No one can explain better than Sala, who today is secretary of the Filt-CGIL union in Bergamo, why none of the employees of the Irish airline joined the trade unions and why not even the pilots and employees can come together to claim decent rights and wages — not even now, when the Ryanair scandal is under everyone’s attention.

“The contractual clauses explicitly prohibited employees from joining the trade unions,” he said. “The climate of fear was very strong. As soon as they saw their workers talking with us or if anyone asked for some improvement, they were relocated to the farthest hubs: Romania, Norway.

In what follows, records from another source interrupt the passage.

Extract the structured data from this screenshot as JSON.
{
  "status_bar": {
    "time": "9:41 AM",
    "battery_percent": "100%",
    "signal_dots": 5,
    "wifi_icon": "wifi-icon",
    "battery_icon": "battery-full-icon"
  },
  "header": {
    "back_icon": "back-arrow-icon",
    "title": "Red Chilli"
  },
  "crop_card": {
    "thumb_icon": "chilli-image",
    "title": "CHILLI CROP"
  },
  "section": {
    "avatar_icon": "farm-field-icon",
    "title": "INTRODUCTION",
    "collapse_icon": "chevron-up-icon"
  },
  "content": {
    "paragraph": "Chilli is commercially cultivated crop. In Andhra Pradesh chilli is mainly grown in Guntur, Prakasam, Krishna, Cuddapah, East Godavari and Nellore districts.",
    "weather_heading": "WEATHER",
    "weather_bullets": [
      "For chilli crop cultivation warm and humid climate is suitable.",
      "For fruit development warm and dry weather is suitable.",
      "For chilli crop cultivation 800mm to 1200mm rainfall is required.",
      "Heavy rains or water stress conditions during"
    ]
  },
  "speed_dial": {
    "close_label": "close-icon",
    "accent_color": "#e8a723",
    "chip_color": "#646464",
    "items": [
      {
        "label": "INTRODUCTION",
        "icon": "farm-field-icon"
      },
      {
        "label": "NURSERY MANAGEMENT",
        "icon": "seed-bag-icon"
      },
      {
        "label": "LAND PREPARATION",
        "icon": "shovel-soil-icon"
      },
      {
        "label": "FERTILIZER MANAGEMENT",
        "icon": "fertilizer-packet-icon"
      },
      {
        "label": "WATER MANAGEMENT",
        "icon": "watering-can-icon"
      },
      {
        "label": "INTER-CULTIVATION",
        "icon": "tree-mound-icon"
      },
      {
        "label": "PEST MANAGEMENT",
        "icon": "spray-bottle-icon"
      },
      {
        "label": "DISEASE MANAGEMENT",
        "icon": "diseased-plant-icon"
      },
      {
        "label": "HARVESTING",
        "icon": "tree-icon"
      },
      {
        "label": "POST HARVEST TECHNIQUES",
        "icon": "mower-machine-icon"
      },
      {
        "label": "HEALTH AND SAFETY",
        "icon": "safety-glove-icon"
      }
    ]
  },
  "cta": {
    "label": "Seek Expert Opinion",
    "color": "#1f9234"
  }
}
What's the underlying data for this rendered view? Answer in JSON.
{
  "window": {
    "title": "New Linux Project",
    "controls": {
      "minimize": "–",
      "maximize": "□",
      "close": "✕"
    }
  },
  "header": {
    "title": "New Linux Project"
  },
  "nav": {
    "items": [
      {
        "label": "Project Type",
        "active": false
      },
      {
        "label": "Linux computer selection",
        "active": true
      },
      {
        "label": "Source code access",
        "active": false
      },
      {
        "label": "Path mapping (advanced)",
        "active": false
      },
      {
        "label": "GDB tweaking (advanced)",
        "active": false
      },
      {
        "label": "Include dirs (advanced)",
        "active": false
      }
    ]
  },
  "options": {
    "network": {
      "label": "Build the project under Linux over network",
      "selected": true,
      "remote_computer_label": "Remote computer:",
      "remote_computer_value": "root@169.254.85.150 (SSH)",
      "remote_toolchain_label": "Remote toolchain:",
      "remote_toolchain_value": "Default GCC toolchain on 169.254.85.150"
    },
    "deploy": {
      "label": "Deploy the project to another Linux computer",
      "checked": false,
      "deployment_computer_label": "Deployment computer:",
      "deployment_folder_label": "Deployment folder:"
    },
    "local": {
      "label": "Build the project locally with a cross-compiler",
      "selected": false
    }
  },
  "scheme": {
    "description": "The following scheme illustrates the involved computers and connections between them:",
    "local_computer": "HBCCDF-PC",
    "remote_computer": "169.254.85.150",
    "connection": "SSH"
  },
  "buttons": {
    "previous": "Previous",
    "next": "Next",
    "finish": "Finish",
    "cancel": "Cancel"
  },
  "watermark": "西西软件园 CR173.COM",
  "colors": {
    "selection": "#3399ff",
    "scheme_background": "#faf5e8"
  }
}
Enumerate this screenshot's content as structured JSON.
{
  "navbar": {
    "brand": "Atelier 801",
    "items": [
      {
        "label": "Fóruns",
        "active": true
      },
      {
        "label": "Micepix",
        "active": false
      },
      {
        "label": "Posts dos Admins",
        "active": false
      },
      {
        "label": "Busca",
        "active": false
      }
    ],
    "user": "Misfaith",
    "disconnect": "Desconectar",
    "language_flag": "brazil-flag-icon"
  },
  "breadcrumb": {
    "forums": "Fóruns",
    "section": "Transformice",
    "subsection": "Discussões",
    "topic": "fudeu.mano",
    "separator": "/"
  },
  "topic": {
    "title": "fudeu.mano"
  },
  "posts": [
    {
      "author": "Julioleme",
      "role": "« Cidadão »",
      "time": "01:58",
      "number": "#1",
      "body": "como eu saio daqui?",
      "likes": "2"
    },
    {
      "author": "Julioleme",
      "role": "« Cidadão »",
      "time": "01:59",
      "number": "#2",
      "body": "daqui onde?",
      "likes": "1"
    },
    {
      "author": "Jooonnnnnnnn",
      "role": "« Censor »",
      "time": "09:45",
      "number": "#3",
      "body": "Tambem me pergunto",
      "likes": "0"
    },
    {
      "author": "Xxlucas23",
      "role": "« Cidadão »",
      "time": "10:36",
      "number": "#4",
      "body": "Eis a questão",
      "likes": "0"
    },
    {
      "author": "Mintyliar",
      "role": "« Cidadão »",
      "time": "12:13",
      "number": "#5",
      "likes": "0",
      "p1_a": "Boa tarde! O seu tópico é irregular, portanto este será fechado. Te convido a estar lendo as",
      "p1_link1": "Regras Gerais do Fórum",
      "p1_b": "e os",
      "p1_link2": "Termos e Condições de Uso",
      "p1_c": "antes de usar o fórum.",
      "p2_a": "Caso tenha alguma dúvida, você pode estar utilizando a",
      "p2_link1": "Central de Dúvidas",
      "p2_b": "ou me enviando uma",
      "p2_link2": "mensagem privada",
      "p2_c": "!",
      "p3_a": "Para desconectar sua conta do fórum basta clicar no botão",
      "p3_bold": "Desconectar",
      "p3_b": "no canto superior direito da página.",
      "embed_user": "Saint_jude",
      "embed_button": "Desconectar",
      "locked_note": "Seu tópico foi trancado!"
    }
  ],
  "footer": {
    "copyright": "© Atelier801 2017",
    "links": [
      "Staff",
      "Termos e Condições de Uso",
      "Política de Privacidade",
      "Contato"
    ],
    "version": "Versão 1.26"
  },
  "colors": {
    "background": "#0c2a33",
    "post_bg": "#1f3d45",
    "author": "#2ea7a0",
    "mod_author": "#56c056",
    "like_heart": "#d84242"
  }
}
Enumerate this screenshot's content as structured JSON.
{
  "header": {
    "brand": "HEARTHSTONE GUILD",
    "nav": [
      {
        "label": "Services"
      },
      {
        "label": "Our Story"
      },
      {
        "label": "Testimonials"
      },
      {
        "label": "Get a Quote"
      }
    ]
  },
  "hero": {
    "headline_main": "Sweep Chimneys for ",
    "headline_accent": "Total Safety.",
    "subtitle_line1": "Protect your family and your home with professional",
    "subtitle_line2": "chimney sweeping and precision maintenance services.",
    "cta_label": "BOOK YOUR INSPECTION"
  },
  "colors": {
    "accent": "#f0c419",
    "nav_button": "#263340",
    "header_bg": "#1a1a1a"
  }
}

“Furthermore, in the company there has always been a clear separation between pilots and flight attendants, and they have never had any ground staff or administrative offices in Italy. Those desperate few who came asking for help needed to understand Ireland’s contractual and fiscal rules. The pilots, on the other hand, have organized a class action lawsuit in Ireland with their lawyer, and they did not want to contact the union.”

For the last few years, the Orio al Serio airport has serviced Ryanair almost exclusively. There are about 170 stewards and hostesses based there.

“They have to be available, and therefore they all have a home within 50 miles of Bergamo. But many are foreigners and not from the city, so approaching them after work is impossible,” explains Sala. As far as today, “we hope that now that Ryanair’s bubble is bursting, and the fact that we know it very well and made efforts to report it to the press, it will lead to a rethinking of a model that has shamelessly lowered the standards of labor rights. EasyJet and Norwegian are also low-cost airlines, but they respect trade unions and sign union contracts,” says Sala, who still keeps those 2005 business cards in his drawer.

Back in 2016, when Ryanair was first summoned by the Ministry of Transportation to discuss respect for maternity protection and safety regulations, Michael O’Leary’s company replied with a letter announcing that it would not attend the summons simply because it “did not acknowledge trade unions.” For that reason, FIT CISL organized a strike — repeated on Feb. 23 — and in response, Ryanair made a statement announcing to the press that “its flights schedule would go on in full,” because none of its employees would join the strike.

“Since then, however, we’ve been able to get in touch with many flight attendants,” says Emiliano Fiorentino, FIT CISL’s national secretary. “This is a delicate moment, we are making a job of raising awareness among young people, who are often 22 or 24 years old. We trust we can get some results shortly,” he said.

“We have tried to unionize Ryanair employees in every way, but we have not succeeded,” says Francesco Staccioli, national leader of the Air Transport USB union. “ENAC [the Italian Civil Aviation Authority] and the government are largely responsible for this situation; they deliberately closed their eyes to the failure to respect the most elementary rules. State laziness traded the entire air transportation sector for the low-cost model.”